La narration est l’avenir du jeu vidéo, Heavy Rain et 999 l’ont prouvé, et avec certains délires Far Cry 3 réussit à créer son mode d’expression propre, de ceux qui ne vous laissent pas indemnes. En choisissant d’atteindre le joueur à travers le véhicule qu’est Jason, en renvoyant face à lui une galerie de portraits qui sont tous sur le fil du rasoir, de l’agent à moitié fou au mystérieux shaman en passant par l’inévitable Vaas, il s’assure un contexte solide et une histoire valable pour soutenir son trip beaucoup plus psychologique que véritablement construit. Pourtant, tout est cohérent, tout tend vers un climax inévitable, on s’habitue, comme Jason, à tuer, à dépecer des animaux (au début vous serez écœuré, ensuite…), et petit à petit on l’accompagne alors qu’il sombre et que le gentil touriste inoffensif devient une machine de guerre. Du reste, le fait de ne jamais quitter la vue à la première personne est très bien exploité : ainsi, si un échafaudage se dérobe sous vos pieds, au lieu de voir la scène de l’extérieur, vous la vivrez, entendant les os de Jason craquer à chaque fois qu’il rebondit sur une poutrelle. Incroyable grand-huit sensoriel que ce jeu.
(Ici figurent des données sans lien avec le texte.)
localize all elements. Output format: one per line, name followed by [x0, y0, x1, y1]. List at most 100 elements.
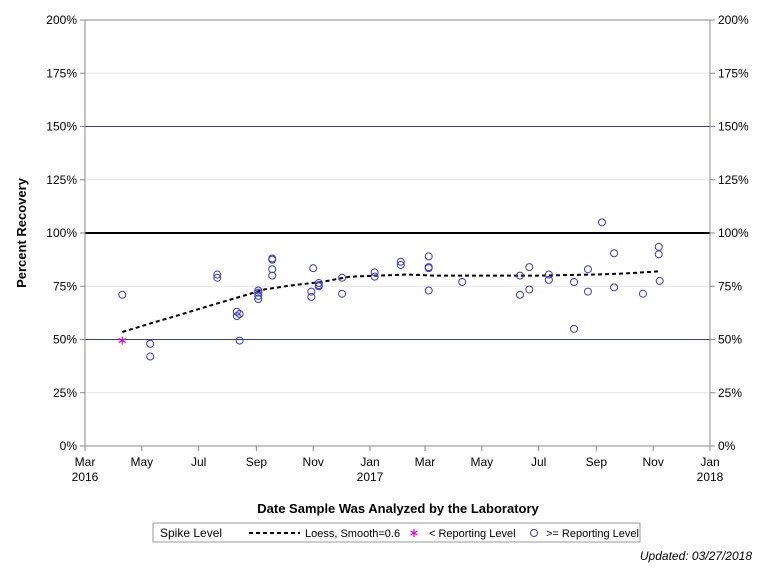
data-point	[654, 242, 663, 251]
y-axis-left: 0% 25% 50% 75% 100% 125% 150% 175% 200%	[46, 13, 85, 453]
y-tick-label: 75%	[53, 279, 77, 293]
data-point	[213, 270, 222, 279]
legend-above-label: >= Reporting Level	[546, 528, 639, 540]
legend-below-label: < Reporting Level	[429, 528, 516, 540]
x-tick-label: Nov	[303, 455, 324, 469]
reference-lines	[85, 126, 710, 340]
legend: Spike Level Loess, Smooth=0.6 < Reportin…	[152, 522, 641, 543]
data-point	[515, 290, 524, 299]
data-point	[424, 264, 433, 273]
data-point	[544, 270, 553, 279]
data-point	[396, 257, 405, 266]
data-point	[254, 291, 263, 300]
data-points	[118, 218, 664, 361]
x-tick-label: May	[470, 455, 493, 469]
x-tick-label: Mar	[415, 455, 436, 469]
data-point	[424, 252, 433, 261]
y-tick-label: 0%	[60, 439, 78, 453]
data-point	[396, 260, 405, 269]
y-tick-label: 175%	[718, 66, 749, 80]
x-tick-label: Mar	[75, 455, 96, 469]
data-point	[583, 287, 592, 296]
y-tick-label: 50%	[718, 333, 742, 347]
data-point	[525, 263, 534, 272]
legend-asterisk-symbol	[410, 529, 418, 537]
data-point-below-reporting	[118, 336, 127, 345]
x-tick-label: Sep	[246, 455, 268, 469]
data-point	[525, 285, 534, 294]
data-point	[655, 276, 664, 285]
y-tick-label: 50%	[53, 333, 77, 347]
y-tick-label: 125%	[718, 173, 749, 187]
y-axis-right: 0% 25% 50% 75% 100% 125% 150% 175% 200%	[710, 13, 749, 453]
y-tick-label: 0%	[718, 439, 736, 453]
x-tick-label: Jul	[531, 455, 546, 469]
data-point	[309, 264, 318, 273]
data-point	[213, 273, 222, 282]
data-point	[338, 273, 347, 282]
data-point	[370, 268, 379, 277]
x-tick-label: Nov	[643, 455, 664, 469]
y-tick-label: 75%	[718, 279, 742, 293]
data-point	[235, 309, 244, 318]
data-point	[268, 255, 277, 264]
y-tick-label: 125%	[46, 173, 77, 187]
data-point	[254, 286, 263, 295]
data-point	[268, 265, 277, 274]
data-point	[458, 277, 467, 286]
x-tick-year-label: 2017	[357, 470, 384, 484]
y-tick-label: 100%	[46, 226, 77, 240]
data-point	[307, 287, 316, 296]
loess-curve	[122, 270, 660, 333]
x-tick-label: May	[130, 455, 153, 469]
legend-title: Spike Level	[160, 526, 222, 540]
y-tick-label: 150%	[718, 120, 749, 134]
y-tick-label: 175%	[46, 66, 77, 80]
data-point	[515, 271, 524, 280]
asterisk-stroke	[118, 338, 127, 344]
data-point	[597, 218, 606, 227]
data-point	[307, 292, 316, 301]
x-tick-year-label: 2018	[697, 470, 724, 484]
x-tick-label: Jan	[360, 455, 379, 469]
y-tick-label: 200%	[718, 13, 749, 27]
loess-line	[122, 270, 660, 333]
x-tick-label: Sep	[586, 455, 608, 469]
y-tick-label: 100%	[718, 226, 749, 240]
x-tick-label: Jul	[191, 455, 206, 469]
y-tick-label: 150%	[46, 120, 77, 134]
data-point	[338, 289, 347, 298]
data-point	[146, 352, 155, 361]
data-point	[654, 250, 663, 259]
data-point	[314, 279, 323, 288]
data-point	[314, 282, 323, 291]
data-point	[424, 286, 433, 295]
data-point	[583, 265, 592, 274]
data-point	[146, 339, 155, 348]
data-point	[268, 271, 277, 280]
y-axis-title: Percent Recovery	[14, 177, 29, 288]
x-tick-year-label: 2016	[72, 470, 99, 484]
data-point	[254, 288, 263, 297]
data-point	[610, 283, 619, 292]
legend-frame	[152, 522, 641, 543]
data-point	[544, 275, 553, 284]
data-point	[118, 290, 127, 299]
data-point	[638, 289, 647, 298]
y-tick-label: 25%	[53, 386, 77, 400]
y-tick-label: 25%	[718, 386, 742, 400]
x-tick-label: Jan	[700, 455, 719, 469]
data-point	[570, 277, 579, 286]
data-point	[254, 295, 263, 304]
data-point	[610, 249, 619, 258]
data-point	[370, 272, 379, 281]
legend-loess-label: Loess, Smooth=0.6	[305, 528, 400, 540]
data-point	[235, 336, 244, 345]
footnote: Updated: 03/27/2018	[639, 549, 752, 563]
x-axis-title: Date Sample Was Analyzed by the Laborato…	[257, 501, 539, 516]
legend-circle-symbol	[530, 529, 538, 537]
y-tick-label: 200%	[46, 13, 77, 27]
data-point	[570, 324, 579, 333]
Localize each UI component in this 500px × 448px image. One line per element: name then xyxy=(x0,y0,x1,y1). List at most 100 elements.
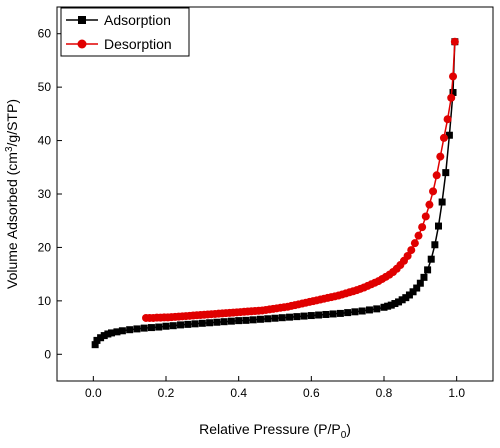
adsorption-point xyxy=(264,315,272,323)
y-tick-label: 10 xyxy=(38,294,52,308)
desorption-point xyxy=(429,187,438,196)
series-layer xyxy=(91,37,459,349)
adsorption-point xyxy=(365,306,373,314)
adsorption-point xyxy=(398,296,406,304)
desorption-point xyxy=(439,133,448,142)
desorption-point xyxy=(142,313,151,322)
adsorption-point xyxy=(402,294,410,302)
desorption-point xyxy=(418,223,427,232)
adsorption-point xyxy=(405,291,413,299)
adsorption-point xyxy=(358,307,366,315)
adsorption-point xyxy=(445,131,453,139)
desorption-point xyxy=(450,37,459,46)
y-tick-label: 30 xyxy=(38,187,52,201)
adsorption-point xyxy=(413,284,421,292)
adsorption-point xyxy=(322,310,330,318)
adsorption-point xyxy=(242,316,250,324)
adsorption-point xyxy=(435,222,442,230)
adsorption-point xyxy=(100,332,108,340)
adsorption-point xyxy=(184,320,192,328)
adsorption-point xyxy=(155,323,163,331)
axis-ticks: 0.0 0.2 0.4 0.6 0.8 1.0 0 10 20 30 40 50 60 xyxy=(38,27,466,400)
adsorption-point xyxy=(409,288,417,296)
x-tick-label: 0.0 xyxy=(85,386,102,400)
desorption-point xyxy=(410,239,419,248)
adsorption-point xyxy=(391,300,399,308)
desorption-point xyxy=(432,171,441,180)
adsorption-point xyxy=(191,320,199,328)
desorption-line xyxy=(146,41,456,319)
adsorption-point xyxy=(249,316,257,324)
adsorption-point xyxy=(384,302,392,310)
desorption-point xyxy=(436,152,445,161)
adsorption-point xyxy=(449,88,457,96)
legend-label-desorption: Desorption xyxy=(104,36,172,52)
adsorption-point xyxy=(118,327,126,335)
adsorption-point xyxy=(373,305,381,313)
y-tick-label: 60 xyxy=(38,27,52,41)
adsorption-point xyxy=(213,318,221,326)
adsorption-point xyxy=(286,313,294,321)
desorption-point xyxy=(447,93,456,102)
x-axis-title: Relative Pressure (P/P0) xyxy=(199,421,351,441)
adsorption-point xyxy=(198,319,206,327)
x-tick-label: 1.0 xyxy=(448,386,465,400)
adsorption-point xyxy=(113,328,121,336)
adsorption-point xyxy=(271,314,279,322)
x-tick-label: 0.2 xyxy=(158,386,175,400)
adsorption-point xyxy=(420,273,428,281)
plot-frame xyxy=(56,6,494,382)
y-axis-title-rest: /g/STP) xyxy=(4,99,20,146)
adsorption-point xyxy=(395,298,403,306)
adsorption-point xyxy=(427,255,435,263)
adsorption-point xyxy=(206,319,214,327)
legend-label-adsorption: Adsorption xyxy=(104,12,171,28)
adsorption-point xyxy=(169,322,177,330)
adsorption-point xyxy=(307,312,315,320)
legend-marker-adsorption xyxy=(78,16,86,24)
adsorption-point xyxy=(438,198,446,206)
y-axis-title-main: Volume Adsorbed (cm xyxy=(4,152,20,289)
y-tick-label: 50 xyxy=(38,80,52,94)
y-tick-label: 20 xyxy=(38,240,52,254)
y-axis-title: Volume Adsorbed (cm3/g/STP) xyxy=(4,99,20,289)
adsorption-point xyxy=(126,326,134,334)
adsorption-point xyxy=(147,324,155,332)
desorption-point xyxy=(425,200,434,209)
adsorption-point xyxy=(133,325,141,333)
adsorption-point xyxy=(416,279,424,287)
adsorption-point xyxy=(256,315,264,323)
adsorption-point xyxy=(293,313,301,321)
adsorption-point xyxy=(336,309,344,317)
adsorption-point xyxy=(93,336,101,344)
y-tick-label: 0 xyxy=(44,347,51,361)
adsorption-point xyxy=(108,329,115,337)
adsorption-point xyxy=(278,314,286,322)
x-tick-label: 0.6 xyxy=(303,386,320,400)
adsorption-point xyxy=(104,330,112,338)
adsorption-point xyxy=(315,311,323,319)
adsorption-point xyxy=(177,321,185,329)
x-axis-title-sub: 0 xyxy=(341,430,347,441)
desorption-point xyxy=(407,246,416,255)
adsorption-point xyxy=(387,301,395,309)
adsorption-point xyxy=(140,324,148,332)
adsorption-point xyxy=(329,310,337,318)
adsorption-point xyxy=(442,169,450,177)
desorption-point xyxy=(414,231,423,240)
desorption-point xyxy=(443,115,452,124)
adsorption-point xyxy=(300,312,308,320)
legend-marker-desorption xyxy=(77,39,87,49)
adsorption-point xyxy=(227,317,235,325)
x-axis-title-main: Relative Pressure (P/P xyxy=(199,421,341,437)
adsorption-point xyxy=(97,334,105,342)
adsorption-point xyxy=(351,308,359,316)
y-axis-title-sup: 3 xyxy=(4,146,15,152)
x-tick-label: 0.4 xyxy=(230,386,247,400)
adsorption-point xyxy=(344,309,352,317)
adsorption-point xyxy=(91,341,99,349)
desorption-point xyxy=(449,72,458,81)
adsorption-point xyxy=(235,317,243,325)
y-tick-label: 40 xyxy=(38,134,52,148)
desorption-point xyxy=(421,212,430,221)
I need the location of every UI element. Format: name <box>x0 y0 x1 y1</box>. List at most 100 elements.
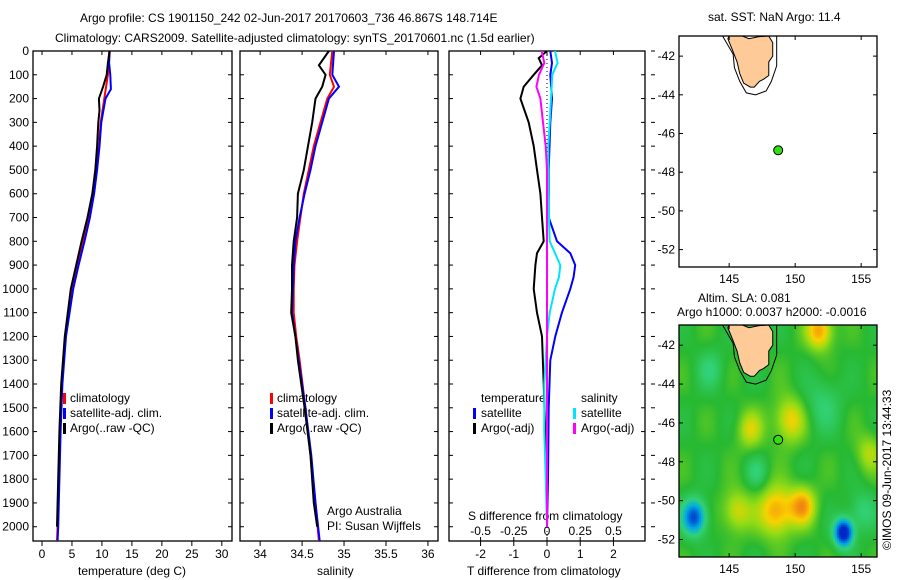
y-tick-label: 1200 <box>2 329 29 343</box>
y-tick-label: 300 <box>9 115 29 129</box>
x-tick-label: 35.5 <box>374 547 398 561</box>
shelf-contour-sla-map <box>722 324 778 385</box>
x2-label-s-diff: S difference from climatology <box>468 509 623 523</box>
legend-swatch <box>63 393 66 404</box>
tasmania-land-sla-map <box>727 324 774 377</box>
legend-t-argo: Argo(..raw -QC) <box>70 421 155 435</box>
y-tick-label: 500 <box>9 163 29 177</box>
y-tick-label: 100 <box>9 68 29 82</box>
title-line-2: Climatology: CARS2009. Satellite-adjuste… <box>55 31 535 45</box>
series-argo-raw-qc- <box>56 50 111 527</box>
map-frame-sla-map <box>678 324 878 558</box>
x-tick-label: 25 <box>185 547 199 561</box>
panel-frame-temperature <box>32 50 233 542</box>
shelf-contour-sst-map <box>722 35 778 96</box>
y-tick-label: 1900 <box>2 496 29 510</box>
y-tick-label: 1700 <box>2 448 29 462</box>
map-x-tick-label: 145 <box>719 272 739 286</box>
legend-swatch <box>270 393 273 404</box>
legend-diff-t-argo: Argo(-adj) <box>481 421 534 435</box>
annotation-pi: PI: Susan Wijffels <box>327 519 421 533</box>
series-satellite-adj-clim- <box>56 50 112 542</box>
legend-swatch <box>573 408 576 419</box>
legend-diff-t-sat: satellite <box>481 406 522 420</box>
sla-map-subtitle: Argo h1000: 0.0037 h2000: -0.0016 <box>677 305 867 319</box>
map-y-tick-label: -48 <box>658 165 676 179</box>
x-label-temperature: temperature (deg C) <box>78 564 186 578</box>
x-tick-label: 15 <box>125 547 139 561</box>
annotation-argo-australia: Argo Australia <box>327 504 402 518</box>
map-x-tick-label: 150 <box>785 272 805 286</box>
x-tick-label: 36 <box>421 547 435 561</box>
sla-map-title: Altim. SLA: 0.081 <box>698 291 791 305</box>
legend-t-sat: satellite-adj. clim. <box>70 406 162 420</box>
map-y-tick-label: -42 <box>658 49 676 63</box>
x-tick-label: 35 <box>337 547 351 561</box>
x-tick-label: 1 <box>577 547 584 561</box>
legend-diff-temp-title: temperature <box>481 391 546 405</box>
legend-diff-s-argo: Argo(-adj) <box>581 421 634 435</box>
legend-swatch <box>63 423 66 434</box>
x-label-salinity: salinity <box>317 564 354 578</box>
map-x-tick-label: 145 <box>719 562 739 576</box>
y-tick-label: 1000 <box>2 282 29 296</box>
map-y-tick-label: -46 <box>658 416 676 430</box>
map-y-tick-label: -50 <box>658 204 676 218</box>
x2-tick-label: 0.5 <box>605 524 622 538</box>
x-tick-label: 20 <box>155 547 169 561</box>
y-tick-label: 400 <box>9 139 29 153</box>
panel-frame-salinity <box>239 50 439 542</box>
x2-tick-label: -0.25 <box>500 524 528 538</box>
map-y-tick-label: -46 <box>658 127 676 141</box>
argo-float-marker <box>773 434 784 445</box>
y-tick-label: 1300 <box>2 353 29 367</box>
y-tick-label: 1800 <box>2 472 29 486</box>
y-tick-label: 1600 <box>2 425 29 439</box>
y-tick-label: 700 <box>9 211 29 225</box>
x-tick-label: 2 <box>610 547 617 561</box>
map-x-tick-label: 155 <box>851 272 871 286</box>
title-line-1: Argo profile: CS 1901150_242 02-Jun-2017… <box>80 11 497 25</box>
series-salinity-argo-adj- <box>535 50 548 527</box>
x-tick-label: -1 <box>508 547 519 561</box>
legend-swatch <box>473 408 476 419</box>
y-tick-label: 800 <box>9 234 29 248</box>
series-argo-raw-qc- <box>290 50 330 527</box>
tasmania-land-sst-map <box>727 35 774 88</box>
y-tick-label: 600 <box>9 187 29 201</box>
x-tick-label: 34.5 <box>290 547 314 561</box>
x-tick-label: 5 <box>69 547 76 561</box>
map-y-tick-label: -52 <box>658 243 676 257</box>
map-y-tick-label: -52 <box>658 533 676 547</box>
x2-tick-label: -0.5 <box>470 524 491 538</box>
y-tick-label: 1100 <box>3 306 29 320</box>
legend-s-clim: climatology <box>277 391 337 405</box>
y-tick-label: 200 <box>9 92 29 106</box>
series-temperature-argo-adj- <box>519 50 548 527</box>
x-label-t-diff: T difference from climatology <box>467 564 621 578</box>
x2-tick-label: 0 <box>544 524 551 538</box>
x2-tick-label: 0.25 <box>569 524 593 538</box>
legend-diff-sal-title: salinity <box>581 391 618 405</box>
legend-s-argo: Argo(..raw -QC) <box>277 421 362 435</box>
y-tick-label: 1500 <box>2 401 29 415</box>
legend-swatch <box>573 423 576 434</box>
legend-swatch <box>270 408 273 419</box>
y-tick-label: 2000 <box>2 520 29 534</box>
x-tick-label: 0 <box>544 547 551 561</box>
map-y-tick-label: -50 <box>658 494 676 508</box>
x-tick-label: 0 <box>39 547 46 561</box>
x-tick-label: -2 <box>475 547 486 561</box>
series-climatology <box>292 50 336 542</box>
legend-swatch <box>63 408 66 419</box>
map-y-tick-label: -48 <box>658 455 676 469</box>
legend-swatch <box>473 423 476 434</box>
series-temperature-satellite <box>546 50 577 527</box>
x-tick-label: 30 <box>215 547 229 561</box>
legend-swatch <box>270 423 273 434</box>
map-x-tick-label: 155 <box>851 562 871 576</box>
y-tick-label: 0 <box>22 44 29 58</box>
map-y-tick-label: -44 <box>658 88 676 102</box>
Et pourtant on vous assure que les screenshots ne rendent pas hommage à la beauté du jeu…

Et le jeu ne se prive pas, en plus, de nous offrir des moments d’anthologie. Précisons d’abord que le jeu a finalement assez peu de musiques, et que la bande-son est assez répétitive, même si on ne la subit que dans les voitures. Pourtant, parfois, on a un moment de génie, le premier en dehors de la fuite de Jason et son frère étant d’aller brûler des champs de marijuana. Sachant que les pirates écoutent sur leurs radios du reggae, il faut voir ce passage pour le croire : Jason, fracassé par les vapeurs de weed brûlée, s’extasie sur le lance-flammes en beuglant comme un porc, tandis que des pirates le pourchassent et qu’en fond on a du ragga pur et dur. Enorme. Non seulement c’est emblématique de l’ambiance du jeu, mais cela vous confirme aussi que les missions principales sont toujours différentes, originales, vous obligeant parfois à bien vous préparer sous peine de finir en sextoy de Vaas.

Alors oui, le multi n’est pas reluisant, entre un mode coopération trop court et mal fichu et des modes multis déséquilibrés. Mais qu’importe, c’est un jeu qui se savoure tout seul, égoïstement, avec un réel plaisir de tous les instants.

Vaas vous attend.

Et voici un deuxième avis. 

 

L’avis de Tof

J’ai testé le jeu sur PS3. Graphiquement, c’est un cran en dessous de la version PC, bien sûr, mais je peux vous dire que la console va chercher dans ses tripes. Côté gameplay, que dire sinon que le titre vous prend à la gorge dès les premiers instants. Mon ami le Charentais a beaucoup apprécié la liberté donnée dans le jeu mais votre serviteur a été scotché par l’immersion et le scénario. Les personnages sont attachants et on a qu’une envie, c’est de voir le dénouement du jeu. Et puis quand vous en avez marre de vous taper la trame principale, partez à la chasse, à la cueillette, allez zigouiller des méchants, … Oui la liberté est totale et oui le jeu vous promet de longues heures de jeu. Un incontournable, à n’en pas douter. Pas la peine de prolonger ce test, il vous faut Far Cry 3, un point c’est tout.